The closing scene of Unedited History, orchestrated by the latest generation of Iranian artists, is at once tender, nostalgic and brutal. Khosrow Khorshidi’s pen and ink drawings form his Good Old Days series (2009 – 2011) depict long-gone places that once stood on the streets of Iran from 1940 to 1979. Illustrations of bookshops and atmospheric vignettes of café culture are laid onto paper as delicately as black lace. Snapshots taken between 2007 and 2011 by Tahmnieh Monzavi tell small and unusual stories from the outskirts of Tehrani society. A quartet of black-and-white portraits shows Tina, a transvestite and a drug addict, visiting a market in her headscarf. Elsewhere in the capital, the Mokhberodowleh Tailors laugh as they try on white satin bodices for size in an inner-city bridal boutique.

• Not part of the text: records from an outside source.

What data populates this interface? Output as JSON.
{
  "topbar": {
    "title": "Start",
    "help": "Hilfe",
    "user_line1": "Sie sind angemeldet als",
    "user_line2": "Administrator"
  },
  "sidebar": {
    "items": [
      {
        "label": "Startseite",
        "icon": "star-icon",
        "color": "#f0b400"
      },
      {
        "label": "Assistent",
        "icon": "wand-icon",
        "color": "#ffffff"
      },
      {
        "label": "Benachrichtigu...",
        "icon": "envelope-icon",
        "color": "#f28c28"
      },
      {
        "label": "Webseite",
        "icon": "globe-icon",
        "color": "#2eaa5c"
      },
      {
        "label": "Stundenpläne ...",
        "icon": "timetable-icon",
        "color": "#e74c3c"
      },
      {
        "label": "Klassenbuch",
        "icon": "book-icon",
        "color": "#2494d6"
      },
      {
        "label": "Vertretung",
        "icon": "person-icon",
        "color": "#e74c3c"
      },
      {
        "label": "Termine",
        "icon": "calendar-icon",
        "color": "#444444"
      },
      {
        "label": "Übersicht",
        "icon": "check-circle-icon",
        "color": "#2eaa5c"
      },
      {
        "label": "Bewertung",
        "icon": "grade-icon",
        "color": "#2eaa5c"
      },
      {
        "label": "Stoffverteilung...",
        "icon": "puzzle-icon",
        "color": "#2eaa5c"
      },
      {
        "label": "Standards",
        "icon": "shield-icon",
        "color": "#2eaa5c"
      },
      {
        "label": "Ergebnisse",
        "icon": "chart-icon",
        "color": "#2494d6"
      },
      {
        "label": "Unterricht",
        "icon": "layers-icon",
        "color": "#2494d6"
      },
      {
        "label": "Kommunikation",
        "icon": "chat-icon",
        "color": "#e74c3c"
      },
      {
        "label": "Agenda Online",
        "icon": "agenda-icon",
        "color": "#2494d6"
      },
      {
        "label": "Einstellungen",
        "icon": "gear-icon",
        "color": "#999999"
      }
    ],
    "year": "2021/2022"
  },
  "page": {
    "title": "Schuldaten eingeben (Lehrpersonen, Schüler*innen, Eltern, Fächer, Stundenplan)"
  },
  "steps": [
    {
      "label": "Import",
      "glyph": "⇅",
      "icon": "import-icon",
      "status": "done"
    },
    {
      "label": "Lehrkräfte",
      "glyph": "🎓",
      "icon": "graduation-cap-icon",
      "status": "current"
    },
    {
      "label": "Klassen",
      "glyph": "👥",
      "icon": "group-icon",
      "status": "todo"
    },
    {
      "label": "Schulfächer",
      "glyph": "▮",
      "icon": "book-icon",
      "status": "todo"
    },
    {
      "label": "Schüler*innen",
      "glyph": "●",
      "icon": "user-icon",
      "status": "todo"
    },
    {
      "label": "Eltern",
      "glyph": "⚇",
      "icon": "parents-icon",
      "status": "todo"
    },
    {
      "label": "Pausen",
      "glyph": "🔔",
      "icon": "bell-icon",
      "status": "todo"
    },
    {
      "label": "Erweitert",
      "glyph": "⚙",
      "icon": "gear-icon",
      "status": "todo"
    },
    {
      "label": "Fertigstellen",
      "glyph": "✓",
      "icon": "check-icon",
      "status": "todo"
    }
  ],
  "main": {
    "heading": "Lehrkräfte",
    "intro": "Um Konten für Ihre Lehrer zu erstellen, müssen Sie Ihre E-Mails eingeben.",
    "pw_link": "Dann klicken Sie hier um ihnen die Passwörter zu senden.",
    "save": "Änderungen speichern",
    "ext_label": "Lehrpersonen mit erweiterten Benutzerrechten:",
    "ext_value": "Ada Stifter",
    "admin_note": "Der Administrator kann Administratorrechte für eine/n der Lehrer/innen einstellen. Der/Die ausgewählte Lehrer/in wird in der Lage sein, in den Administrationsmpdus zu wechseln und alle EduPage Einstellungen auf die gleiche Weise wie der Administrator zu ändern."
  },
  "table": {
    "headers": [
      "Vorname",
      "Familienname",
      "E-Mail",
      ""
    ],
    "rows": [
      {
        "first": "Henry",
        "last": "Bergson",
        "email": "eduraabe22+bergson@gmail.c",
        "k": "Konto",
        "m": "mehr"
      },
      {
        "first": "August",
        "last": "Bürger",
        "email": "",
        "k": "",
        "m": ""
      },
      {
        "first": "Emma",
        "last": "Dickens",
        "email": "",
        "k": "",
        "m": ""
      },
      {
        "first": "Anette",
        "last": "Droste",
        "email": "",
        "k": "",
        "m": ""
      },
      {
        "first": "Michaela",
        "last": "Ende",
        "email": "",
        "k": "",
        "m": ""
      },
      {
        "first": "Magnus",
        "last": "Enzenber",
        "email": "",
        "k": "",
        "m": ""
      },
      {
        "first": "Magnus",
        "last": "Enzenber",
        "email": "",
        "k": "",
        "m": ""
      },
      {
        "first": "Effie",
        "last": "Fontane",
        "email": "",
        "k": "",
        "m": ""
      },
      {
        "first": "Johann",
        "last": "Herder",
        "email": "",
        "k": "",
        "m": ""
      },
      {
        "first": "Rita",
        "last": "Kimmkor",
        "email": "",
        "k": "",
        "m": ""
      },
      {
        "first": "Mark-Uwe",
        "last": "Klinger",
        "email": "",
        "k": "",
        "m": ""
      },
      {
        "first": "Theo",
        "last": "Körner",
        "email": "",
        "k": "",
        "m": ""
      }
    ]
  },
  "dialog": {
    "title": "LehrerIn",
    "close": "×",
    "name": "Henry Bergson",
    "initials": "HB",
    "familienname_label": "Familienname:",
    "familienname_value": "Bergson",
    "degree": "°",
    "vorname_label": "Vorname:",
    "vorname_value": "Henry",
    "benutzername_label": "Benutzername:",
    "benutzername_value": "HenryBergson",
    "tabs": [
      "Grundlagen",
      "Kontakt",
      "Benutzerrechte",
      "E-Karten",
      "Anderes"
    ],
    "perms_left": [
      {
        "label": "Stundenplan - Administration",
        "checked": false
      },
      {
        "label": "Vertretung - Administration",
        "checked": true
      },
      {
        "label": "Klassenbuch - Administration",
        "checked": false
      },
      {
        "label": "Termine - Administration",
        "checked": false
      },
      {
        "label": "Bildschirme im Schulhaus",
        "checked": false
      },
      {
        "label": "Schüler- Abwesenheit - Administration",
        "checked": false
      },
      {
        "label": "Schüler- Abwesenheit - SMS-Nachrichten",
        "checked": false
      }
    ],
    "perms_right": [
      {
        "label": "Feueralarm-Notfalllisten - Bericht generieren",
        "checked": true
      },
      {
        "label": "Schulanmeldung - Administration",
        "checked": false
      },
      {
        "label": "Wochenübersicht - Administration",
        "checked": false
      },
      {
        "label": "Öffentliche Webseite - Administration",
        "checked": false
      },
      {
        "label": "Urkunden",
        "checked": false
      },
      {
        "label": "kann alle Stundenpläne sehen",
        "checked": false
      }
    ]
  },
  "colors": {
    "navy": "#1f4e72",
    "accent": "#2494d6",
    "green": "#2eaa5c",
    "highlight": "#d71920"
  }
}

|Narmine Sadeg Man-bird, 2014 Collection of the artist. Photograph: Courtesy of the artist and the Guardian|
Unedited History is a marathon, one that is both emotionally and physically taxing. Yet, for the visitor wanting to learn about Iran, Unedited History offers the opportunity for an introduction of unprecedented quality and breadth to the complex and fraught recent history of the country, a topic so ingrained into modern memory but little understood by many. For the critic or passing Persianist, an essay could be written about every single piece in this show, such is its importance as an exhibition in the field of Iranian studies. And for an Iranian audience, as one blogger has described on the widely read youth collective joonies.com, the experience of Unedited History posits “a history lesson to Generation X, but a painful reminiscence to the generation of our parents.”